Critical Reviews in Environmental Science and Technology | 2014
Christina Cowan-Ellsberry; Scott E. Belanger; Philip B. Dorn; Scott D. Dyer; Drew C. McAvoy; Hans Sanderson; Donald J. Versteeg; Darci Ferrer; Kathleen Stanton
This paper brings together over 250 published and unpublished studies on the environmental properties, fate, and toxicity of the four major, high-volume surfactant classes and relevant feedstocks. The surfactants and feedstocks covered include alcohol sulfate or alcohol sulfate (AS), alcohol ethoxysulfate (AES), linear alkylbenzene sulfonate (LAS), alcohol ethoxylate (AE), and long-chain alcohol (LCOH). These chemicals are used in a wide range of personal care and cleaning products. To date, this is the most comprehensive report on these substances chemical structures, use, and volume information, physical/chemical properties, environmental fate properties such as biodegradation and sorption, monitoring studies through sewers, wastewater treatment plants and eventual release to the environment, aquatic and sediment toxicity, and bioaccumulation information. These data are used to illustrate the process for conducting both prospective and retrospective risk assessments for large-volume chemicals and categories of chemicals with wide dispersive use. Prospective risk assessments of AS, AES, AE, LAS, and LCOH demonstrate that these substances, although used in very high volume and widely released to the aquatic environment, have no adverse impact on the aquatic or sediment environments at current levels of use.

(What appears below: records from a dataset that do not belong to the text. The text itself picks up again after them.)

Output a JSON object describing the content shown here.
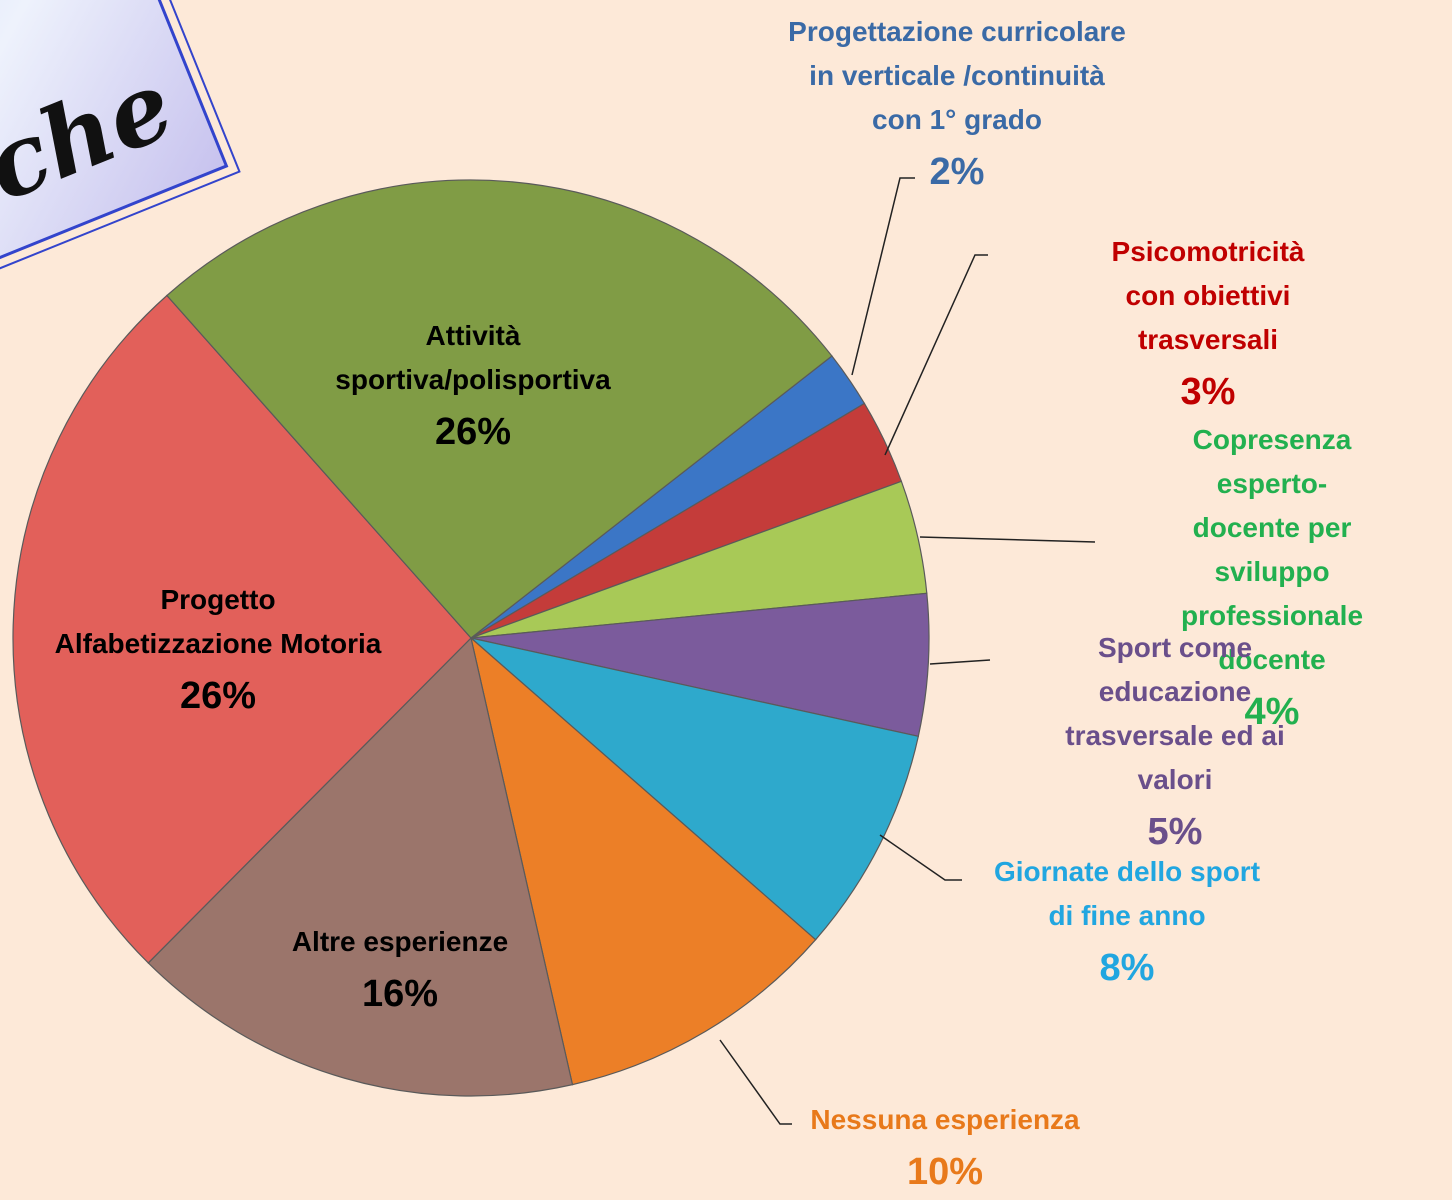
{
  "chart_data": {
    "type": "pie",
    "title_fragments": [
      "e",
      "che"
    ],
    "categories": [
      "Progettazione curricolare\nin verticale /continuità\ncon 1° grado",
      "Psicomotricità con obiettivi\ntrasversali",
      "Copresenza esperto-\ndocente per sviluppo\nprofessionale docente",
      "Sport come educazione\ntrasversale ed ai valori",
      "Giornate dello sport\ndi fine anno",
      "Nessuna esperienza",
      "Altre esperienze",
      "Progetto\nAlfabetizzazione Motoria",
      "Attività\nsportiva/polisportiva"
    ],
    "values": [
      2,
      3,
      4,
      5,
      8,
      10,
      16,
      26,
      26
    ],
    "value_labels": [
      "2%",
      "3%",
      "4%",
      "5%",
      "8%",
      "10%",
      "16%",
      "26%",
      "26%"
    ],
    "colors": [
      "#3b76c6",
      "#c43c3a",
      "#a8c957",
      "#7b5b9c",
      "#2ea9cc",
      "#ec7f27",
      "#9b756b",
      "#e2605a",
      "#809c45"
    ],
    "label_colors": [
      "#3a6aa6",
      "#c00000",
      "#22b04f",
      "#6a4f8b",
      "#21a6e0",
      "#e8791a",
      "#000000",
      "#000000",
      "#000000"
    ]
  }
}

The retrospective risk assessments of these same substances have clearly demonstrated that the conclusions of the prospective risk assessments are valid and confirm that these substances do not pose a risk to the aquatic or sediment environments. This paper also highlights the many years of research that the surfactant and cleaning products industry has supported, as part of their environmental sustainability commitment, to improve environmental tools, approaches, and develop innovative methods appropriate to address environmental properties of personal care and cleaning product chemicals, many of which have become approved international standard methods.